Ingolstadt
Prozessauftakt ohne das Opfer

Bluttat als versuchter Totschlag angeklagt ? Hauptbelastungszeuge angeblich im Iran

20.04.2020 | Stand 02.12.2020, 11:31 Uhr
Symbolbild Landgericht Ingolstadt −Foto: Armin Weigel (dpa)

Ingolstadt - Ein blutiger Gewaltakt, der sich im vergangenen September in einer Pension an der Hindenburgstraße abgespielt hat, beschäftigt seit gestern das Landgericht.

Ein 28-jähriger Ingolstädter mit türkischer Staatsangehörigkeit ist wegen versuchten Totschlags in Tateinheit mit gefährlicher Körperverletzung angeklagt. Er soll in der Unterkunft einen Mitbewohner aus Afghanistan mit einem Messer lebensgefährlich verletzt haben, schildert seine Tat jedoch als Notwehrhandlung.

Es war ein Prozessauftakt mit Hindernissen: Morgens gab es erst einmal zwei Stunden Verzögerung, weil eine Münchner Gerichtsmedizinerin als Gutachterin ausfiel und eine Vertretung organisiert werden musste, nachmittags musste die 1. Strafkammer dann feststellen, dass ihr der Hauptbelastungszeuge abhanden gekommen ist: Das mutmaßliche Opfer blieb der Verhandlung unentschuldigt fern.

Der 45-jährige Afghane hält sich nach den ersten Recherchen des Gerichts bereits seit sechs Wochen im Iran auf. Der Mann ist abgelehnter Asylbewerber und war in der Bundesrepublik lediglich geduldet. Ob er, sollte er inzwischen wirklich in Persien weilen, von dort jemals nach Deutschland zurückkehren wird, ist nicht nur wegen der in Corona-Zeiten bestehenden Reisebeschränkungen sehr zweifelhaft.

Das Schwurgericht unter Vorsitz von Landgerichtsvizepräsident Konrad Kliegl muss sich im weiteren Verhandlungsverlauf deshalb wohl maßgeblich auf die Protokolle der polizeilichen Vernehmung des Geschädigten und auf Zeugen aus dem Umfeld der beiden Männer verlassen, die aber auch nicht bei der Tat zugegen waren. In den Ermittlungsakten nimmt sich der Vorfall vom 7. September den bisherigen Ermittlungen zufolge so aus: Mutmaßlicher Täter und Opfer hatten im vorigen Sommer etwa drei Monate in derselben Pension gewohnt, davon gut zwei Monate im selben Zimmer. Später war der jetzige Angeklagte, weil ihm sein Arbeitsplatz in einem Supermarkt gekündigt worden war, für einige Tage bis zum bereits geplanten Auszug in eine Dachkammer gezogen. Dennoch hatten die beiden Männer an jenem Abend im Zimmer des Afghanen nochmals zusammen gegessen.

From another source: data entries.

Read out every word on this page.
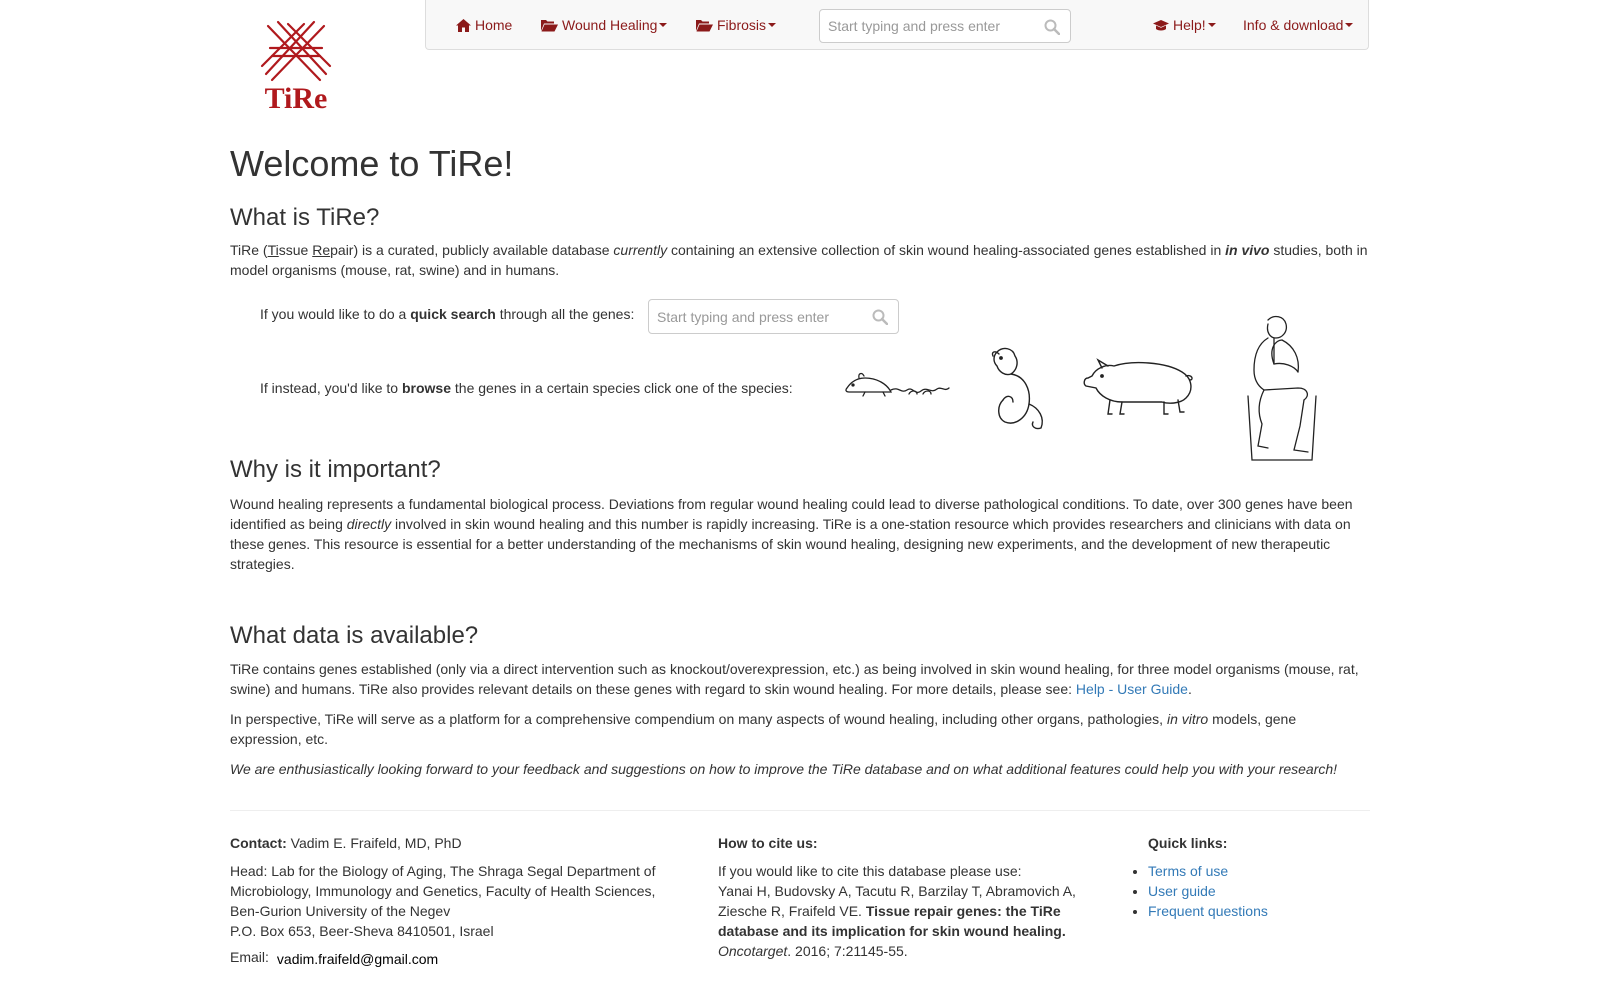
TiRe
Home	Wound Healing	Fibrosis
Start typing and press enter	Help!	Info & download
Welcome to TiRe!
What is TiRe?

TiRe (Tissue Repair) is a curated, publicly available database currently containing an extensive collection of skin wound healing-associated genes established in in vivo studies, both in model organisms (mouse, rat, swine) and in humans.

If you would like to do a quick search through all the genes:

Start typing and press enter

If instead, you'd like to browse the genes in a certain species click one of the species:

Why is it important?

Wound healing represents a fundamental biological process. Deviations from regular wound healing could lead to diverse pathological conditions. To date, over 300 genes have been identified as being directly involved in skin wound healing and this number is rapidly increasing. TiRe is a one-station resource which provides researchers and clinicians with data on these genes. This resource is essential for a better understanding of the mechanisms of skin wound healing, designing new experiments, and the development of new therapeutic strategies.

What data is available?

TiRe contains genes established (only via a direct intervention such as knockout/overexpression, etc.) as being involved in skin wound healing, for three model organisms (mouse, rat, swine) and humans. TiRe also provides relevant details on these genes with regard to skin wound healing. For more details, please see: Help - User Guide.

In perspective, TiRe will serve as a platform for a comprehensive compendium on many aspects of wound healing, including other organs, pathologies, in vitro models, gene expression, etc.

We are enthusiastically looking forward to your feedback and suggestions on how to improve the TiRe database and on what additional features could help you with your research!

Contact: Vadim E. Fraifeld, MD, PhD

Head: Lab for the Biology of Aging, The Shraga Segal Department of Microbiology, Immunology and Genetics, Faculty of Health Sciences, Ben-Gurion University of the Negev

P.O. Box 653, Beer-Sheva 8410501, Israel

Email: vadim.fraifeld@gmail.com

How to cite us:

If you would like to cite this database please use:

Yanai H, Budovsky A, Tacutu R, Barzilay T, Abramovich A, Ziesche R, Fraifeld VE. Tissue repair genes: the TiRe database and its implication for skin wound healing.
Oncotarget. 2016; 7:21145-55.

Quick links:

• Terms of use
• User guide
• Frequent questions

Der Türke, ein gelernter Elektriker, der aber wohl schon länger nicht mehr in diesem Beruf tätig ist, soll dann gegen 21.30 Uhr recht unvermittelt seinen Mitbewohner von hinten mit einem zuvor bei der Brotzeit benutzten Küchenmesser angegriffen und ihm mehrere Stiche und Schnitte im Gesicht und am Hals zugefügt haben. Schlimmste Verletzung war die Durchtrennung einer Halsvene; das Opfer verlor eine Menge Blut, konnte aber offenbar noch selber den Rettungsdienst verständigen.

Das war wohl auch sein Glück, denn der mutmaßliche Täter soll den Schwerverletzten ohne jede Anteilnahme zurückgelassen und vielmehr in seiner Kammer seine Habe zusammengesucht haben. Beim Versuch, das Gebäude zu verlassen, wurde er aber von der inzwischen eingetroffenen Polizei gestellt.

Auf der Anklagebank schilderte der 28-Jährige gestern eine ganz eigene Version des Tatablaufs. Er habe bei dem Afghanen schon mehrfach zuvor plötzliche Ausraster erleben müssen und von dem nach dessen eigener Darstellung von Gewalt geprägten früheren Familienleben des Mannes gewusst. Auch nach dem bewussten Abendessen sei der Mitbewohner wieder aufbrausend gewesen, habe ihn sogar zu Boden gezwungen und dann mehrfach geschlagen. Da habe er nach dem Messer gegriffen und in Notwehr mehrfach zugestochen.

Inwiefern Alkohol und vor allem Drogen, die der Angeklagte nach eigenen Angaben seit Jahren regelmäßig konsumiert hat, die Wahrnehmung des Mannes an jenem Abend getrübt haben könnten, wird im Prozess noch durch Gutachter zu klären sein. Das Verfahren soll am Donnerstag fortgesetzt werden.